Die Abbildung zeigt hier exemplarisch eine Unterdeckung je Kriterium. Die Kriterien werden aus der Zielvorgabe des Unternehmens abgeleitet. Die Skalierung (z.B. Metrikskala) muss individuell entwickelt werden. Dann erfolgt die Bewertung von Ist- und Soll- Zustand je Kriterium. Die meist qualitative Bewertung kann zu Verzerrungen führen. Das Maß der Abweichung ergibt sich durch den Abstand zwischen Ist- und Soll- Linie.

Eigene Abbildung: Abweichungsanalyse

Ressourcen- Analyse

Eigene Abbildung: Ressourcenanalyse

Bei der Ressourcen- Analyse wird das eigene Absatzprogramm hinsichtlich des Leistungspotenzials verschiedener Kriterien mit dem Absatzprogramm des stärksten Konkurrenten beurteilt. Diese Kriterien können finanzieller, personeller und materieller Natur sein. Allerdings sind aus Marketingsicht differenziertere Kriterien anzusetzen. Hier können Kriterien wie Benutzerfreundlichkeit, Kompatibilität, Qualität oder Funktionalität gewählt werden.

Die Vorgehensweise ähnelt der Stärken- Schwäche- Analyse und das Ergebnis kann wie abgebildet aussehen.

Im Gegensatz zur Stärken- Schwächen- Analyse werden nicht die ausgeschöpften Potenziale betrachtet. Vielmehr werden die nutzbaren Ressourcen zugrunde gelegt. Es können bei der Bewertung Unter- und Überdeckungen entstehen.

Potenzial- Analyse

Bei der Potenzial- Analyse werden die nutzbaren und genutzten Reserven des eigenen Absatzprogramms gegenübergestellt. Es können hier speziell auf Produkte (Markenstärke, Innovation, Technologie) und allgemeine Kriterien (Distribution, Lieferfähigkeit, Mitarbeiterqualität) entwickelt werden.

Potenziale eines Unternehmens, oder auch des Absatzprogramms, sind die Stärken und können anzeigen, wo die Kompetenzen liegen. Es ist hilfreich unterschiedliche Bereiche zu bilden, um die Analyse zu vereinfachen. Ebenfalls ist es sinnvoll, dass die Analyse auch Faktoren und Bereiche enthält, die auch Gegenstand der Konkurrentenanalyse sind. Unterschiedliche Informationsquellen wie z.B. Rechnungswesen, Controllerberichte und Statistiken sind dabei auch zu nutzen. Die Marktsituation lässt sich durchaus verbessern, wenn vorhandene noch nicht ausgeschöpfte Potenziale ausgenutzt werden.

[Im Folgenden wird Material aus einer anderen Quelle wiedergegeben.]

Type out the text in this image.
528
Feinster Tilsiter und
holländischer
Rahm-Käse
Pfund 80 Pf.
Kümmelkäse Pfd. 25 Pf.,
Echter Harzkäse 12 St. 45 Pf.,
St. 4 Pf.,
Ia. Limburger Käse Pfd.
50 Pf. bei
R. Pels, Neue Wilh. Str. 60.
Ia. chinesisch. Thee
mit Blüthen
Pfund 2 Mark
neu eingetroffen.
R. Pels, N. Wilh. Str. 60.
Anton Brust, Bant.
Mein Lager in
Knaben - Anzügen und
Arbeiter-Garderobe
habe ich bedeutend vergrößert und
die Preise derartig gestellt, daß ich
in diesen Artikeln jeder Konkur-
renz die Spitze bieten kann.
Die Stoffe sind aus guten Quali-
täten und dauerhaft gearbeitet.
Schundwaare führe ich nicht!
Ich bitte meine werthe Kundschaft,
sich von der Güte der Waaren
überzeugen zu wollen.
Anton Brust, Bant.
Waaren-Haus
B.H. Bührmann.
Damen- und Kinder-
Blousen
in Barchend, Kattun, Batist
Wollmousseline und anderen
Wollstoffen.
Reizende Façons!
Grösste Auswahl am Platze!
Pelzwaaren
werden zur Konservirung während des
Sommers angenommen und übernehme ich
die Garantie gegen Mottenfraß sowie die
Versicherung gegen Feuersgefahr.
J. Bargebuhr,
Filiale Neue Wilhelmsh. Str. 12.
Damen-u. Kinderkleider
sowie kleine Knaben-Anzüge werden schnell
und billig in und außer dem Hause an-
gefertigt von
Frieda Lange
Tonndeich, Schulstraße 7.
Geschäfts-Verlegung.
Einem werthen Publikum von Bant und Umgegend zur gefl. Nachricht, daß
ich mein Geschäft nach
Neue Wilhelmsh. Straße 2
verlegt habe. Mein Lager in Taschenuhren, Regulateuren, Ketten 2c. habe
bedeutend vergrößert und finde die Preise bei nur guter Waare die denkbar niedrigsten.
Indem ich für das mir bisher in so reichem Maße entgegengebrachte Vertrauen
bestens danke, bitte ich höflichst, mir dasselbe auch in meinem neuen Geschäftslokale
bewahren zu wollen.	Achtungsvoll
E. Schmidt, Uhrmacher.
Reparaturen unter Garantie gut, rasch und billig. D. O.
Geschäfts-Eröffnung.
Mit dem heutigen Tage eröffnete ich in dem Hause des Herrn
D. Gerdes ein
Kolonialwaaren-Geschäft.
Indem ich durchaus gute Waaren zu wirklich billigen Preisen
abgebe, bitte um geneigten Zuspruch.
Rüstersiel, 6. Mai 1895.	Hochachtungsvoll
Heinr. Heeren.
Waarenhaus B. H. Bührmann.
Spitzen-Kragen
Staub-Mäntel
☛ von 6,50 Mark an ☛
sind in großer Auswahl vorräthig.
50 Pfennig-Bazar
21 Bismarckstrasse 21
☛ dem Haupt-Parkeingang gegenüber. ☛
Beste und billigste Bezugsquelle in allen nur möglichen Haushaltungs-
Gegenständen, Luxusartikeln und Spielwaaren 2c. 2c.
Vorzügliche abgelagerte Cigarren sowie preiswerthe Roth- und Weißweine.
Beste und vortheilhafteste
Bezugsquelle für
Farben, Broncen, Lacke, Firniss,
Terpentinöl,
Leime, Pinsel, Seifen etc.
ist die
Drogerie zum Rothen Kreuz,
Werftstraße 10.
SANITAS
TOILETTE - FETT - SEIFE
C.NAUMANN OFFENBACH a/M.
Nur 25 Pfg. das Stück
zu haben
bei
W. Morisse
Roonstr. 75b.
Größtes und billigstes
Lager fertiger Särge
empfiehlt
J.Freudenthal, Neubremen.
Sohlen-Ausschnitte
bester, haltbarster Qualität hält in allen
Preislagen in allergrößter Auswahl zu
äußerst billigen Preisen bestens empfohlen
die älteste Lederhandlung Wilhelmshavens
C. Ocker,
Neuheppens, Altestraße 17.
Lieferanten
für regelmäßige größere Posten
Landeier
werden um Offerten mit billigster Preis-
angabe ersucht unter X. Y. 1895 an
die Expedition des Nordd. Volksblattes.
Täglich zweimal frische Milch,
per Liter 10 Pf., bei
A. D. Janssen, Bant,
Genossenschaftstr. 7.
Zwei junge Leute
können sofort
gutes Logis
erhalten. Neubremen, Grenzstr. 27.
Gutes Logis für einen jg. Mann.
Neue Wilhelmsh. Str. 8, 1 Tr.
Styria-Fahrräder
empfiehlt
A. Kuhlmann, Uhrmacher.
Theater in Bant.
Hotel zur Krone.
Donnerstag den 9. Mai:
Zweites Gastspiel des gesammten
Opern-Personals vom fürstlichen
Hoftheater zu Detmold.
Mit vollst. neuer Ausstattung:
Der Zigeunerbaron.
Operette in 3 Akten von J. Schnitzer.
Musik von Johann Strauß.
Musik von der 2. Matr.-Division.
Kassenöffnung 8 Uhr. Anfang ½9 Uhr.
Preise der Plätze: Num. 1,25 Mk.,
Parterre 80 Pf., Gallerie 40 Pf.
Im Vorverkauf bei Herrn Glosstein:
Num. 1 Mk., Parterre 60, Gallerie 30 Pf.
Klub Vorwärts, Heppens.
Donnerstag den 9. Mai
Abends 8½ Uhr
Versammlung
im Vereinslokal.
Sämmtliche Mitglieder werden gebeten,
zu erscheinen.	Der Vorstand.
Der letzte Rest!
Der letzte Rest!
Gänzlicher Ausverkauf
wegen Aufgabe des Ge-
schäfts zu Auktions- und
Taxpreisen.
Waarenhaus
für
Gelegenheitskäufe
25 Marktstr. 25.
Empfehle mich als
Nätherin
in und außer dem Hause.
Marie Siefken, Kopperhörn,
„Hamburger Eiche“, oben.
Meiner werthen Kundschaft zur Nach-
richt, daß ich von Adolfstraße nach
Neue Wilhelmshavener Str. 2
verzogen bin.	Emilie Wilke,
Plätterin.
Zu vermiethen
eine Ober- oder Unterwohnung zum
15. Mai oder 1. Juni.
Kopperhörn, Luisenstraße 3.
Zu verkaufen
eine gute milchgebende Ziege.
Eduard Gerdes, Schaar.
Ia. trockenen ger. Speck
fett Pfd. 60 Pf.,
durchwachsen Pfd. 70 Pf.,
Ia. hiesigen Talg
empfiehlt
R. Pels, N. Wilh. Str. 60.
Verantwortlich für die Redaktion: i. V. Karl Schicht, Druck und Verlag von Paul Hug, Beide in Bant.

Eigene Abbildung: Potenzialanalyse

Positionierungs- Analyse

Eigene Abbildung: Positionierungsanalyse

Bei diesem Analyse-Modell wird die Position mehrerer in einem Markt miteinander konkurrierender Produkte in einem Eigenschafts- bzw. Objektraum (quasi- geometrisch) beschrieben.

Aufgrund von Darstellungs- und Vereinfachungsgründen begrenzt sich der Eigenschaftsraum auf zwei bis drei Dimensionen.

Die Darstellungsart ähnelt sehr der Portfolio-Analyse, basiert aber hauptsächlich auf vom Konsumenten subjektiv wahrgenommene Ausprägung der relevanten Eigenschaften. Die folgende Darstellung zeigt exemplarisch das Ergebnis einer fiktiven Positionierungs- Analyse.

Die Segmente stellen Präferenzen der Abnehmer dar. Idealerweise befinden sich angebotenen Produkte in diesen Präferenzsegmenten. Die Dimensionen können sich beispielsweise aus Qualität (x- Achse) und Preis (y- Achse) zusammensetzen.

Die Aufgabe des Marketing bzw. der Produktpolitik ist es, die geeignete Dimensions- Kombination zu ermitteln und zu erfüllen. Es wird dabei auch von einem Idealpunktmodell gesprochen. Das kann zu Folge haben, dass neue Produkte entwickelt oder bestehende Produkte weiterentwickelt werden müssen, um Lücken zu schließen.

Das Positionierungsmodell ist prinzipiell auch als Entscheidungsmodell zu verstehen, da hieraus Ansatzpunkte einen segmentspezifischen Einsatz abgeleitet werden können.